GBPUSD recently broke past the 1.5200 major psychological resistance and rallied up to the 1.5350 minor psychological mark.
Price is now pulling back to the broken resistance area, which lines up with the 38.2% Fibonacci retracement level based on the swing low and high on the 1-hour time frame.
Stochastic is pointing up, indicating that the 1.5200 mark might hold as support moving forward. Price could climb back to its previous highs at 1.5350 or perhaps create new ones all the way up to the 1.5500 major psychological level.
In addition, a bullish divergence has been playing out since stochastic made lower lows while price made higher lows. This adds support to the likelihood that GBPUSD could keep heading higher.
On the other hand, if the support area gives way, price could head back to its previous lows around the 1.5000 major psychological level.
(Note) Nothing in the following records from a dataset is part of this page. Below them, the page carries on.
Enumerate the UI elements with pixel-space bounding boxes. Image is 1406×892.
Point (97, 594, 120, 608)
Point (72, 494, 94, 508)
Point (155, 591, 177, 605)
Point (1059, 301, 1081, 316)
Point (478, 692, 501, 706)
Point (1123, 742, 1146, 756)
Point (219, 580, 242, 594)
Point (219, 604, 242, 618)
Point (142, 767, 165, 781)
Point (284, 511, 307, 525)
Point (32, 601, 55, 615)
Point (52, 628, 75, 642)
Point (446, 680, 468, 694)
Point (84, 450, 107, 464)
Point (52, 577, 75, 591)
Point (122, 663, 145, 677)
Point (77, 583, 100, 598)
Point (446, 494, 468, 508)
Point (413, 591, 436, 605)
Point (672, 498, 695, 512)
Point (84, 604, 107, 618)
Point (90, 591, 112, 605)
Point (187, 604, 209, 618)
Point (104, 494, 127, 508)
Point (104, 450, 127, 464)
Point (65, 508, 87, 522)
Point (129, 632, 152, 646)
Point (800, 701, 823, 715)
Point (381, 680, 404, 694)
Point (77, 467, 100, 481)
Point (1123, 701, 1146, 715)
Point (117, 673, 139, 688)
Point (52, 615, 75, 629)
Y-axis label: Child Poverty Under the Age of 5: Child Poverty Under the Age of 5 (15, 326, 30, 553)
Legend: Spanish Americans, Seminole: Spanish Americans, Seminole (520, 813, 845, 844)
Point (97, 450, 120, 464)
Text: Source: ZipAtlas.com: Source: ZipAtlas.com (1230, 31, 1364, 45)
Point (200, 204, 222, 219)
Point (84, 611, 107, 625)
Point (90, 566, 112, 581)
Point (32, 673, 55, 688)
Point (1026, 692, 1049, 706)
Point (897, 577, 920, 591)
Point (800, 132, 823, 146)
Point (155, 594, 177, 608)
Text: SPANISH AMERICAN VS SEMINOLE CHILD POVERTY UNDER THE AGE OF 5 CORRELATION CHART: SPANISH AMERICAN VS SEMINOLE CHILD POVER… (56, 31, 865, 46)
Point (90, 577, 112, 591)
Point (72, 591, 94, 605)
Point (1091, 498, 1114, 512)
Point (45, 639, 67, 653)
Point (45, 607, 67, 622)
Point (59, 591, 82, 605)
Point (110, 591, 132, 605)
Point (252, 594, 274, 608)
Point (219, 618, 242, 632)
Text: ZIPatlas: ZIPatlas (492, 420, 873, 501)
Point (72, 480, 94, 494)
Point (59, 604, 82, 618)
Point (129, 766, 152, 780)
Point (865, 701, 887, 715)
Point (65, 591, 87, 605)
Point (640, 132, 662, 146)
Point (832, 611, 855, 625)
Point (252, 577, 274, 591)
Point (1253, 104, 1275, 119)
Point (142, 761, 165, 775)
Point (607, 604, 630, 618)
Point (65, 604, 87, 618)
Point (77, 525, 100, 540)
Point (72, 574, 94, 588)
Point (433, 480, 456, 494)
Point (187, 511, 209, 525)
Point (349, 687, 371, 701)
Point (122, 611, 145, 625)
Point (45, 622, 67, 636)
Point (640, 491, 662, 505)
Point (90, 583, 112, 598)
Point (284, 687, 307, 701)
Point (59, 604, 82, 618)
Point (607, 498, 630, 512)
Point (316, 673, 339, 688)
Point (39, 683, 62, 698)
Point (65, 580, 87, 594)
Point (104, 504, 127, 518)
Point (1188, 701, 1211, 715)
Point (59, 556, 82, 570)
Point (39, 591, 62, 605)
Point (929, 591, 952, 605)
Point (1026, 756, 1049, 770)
The 50% and 61.8% Fib levels might still hold as support though in case volatility picks up.
There are no event risks lined up from both the UK and US economies today, indicating that the current trends might persist. Bear in mind that the US just released a stronger than expected NFP report last Friday, suggesting that the dollar could stay strongly supported.
However, if this means a pickup in risk appetite, the British pound could still end up outpacing the lower-yielding dollar. In their latest rate statement, the BOE hasn’t indicated a shift to a more dovish tone despite the downturn in inflation. This means that the UK central bank is also slightly hawkish just like the Fed.
Later on in the week, the UK manufacturing production report is due and might show a mere 0.3% uptick. BOE Governor Carney is also scheduled to submit an Inflation Report and possibly provide his outlook for the economy, which might be key in dictating pound trends in the longer run.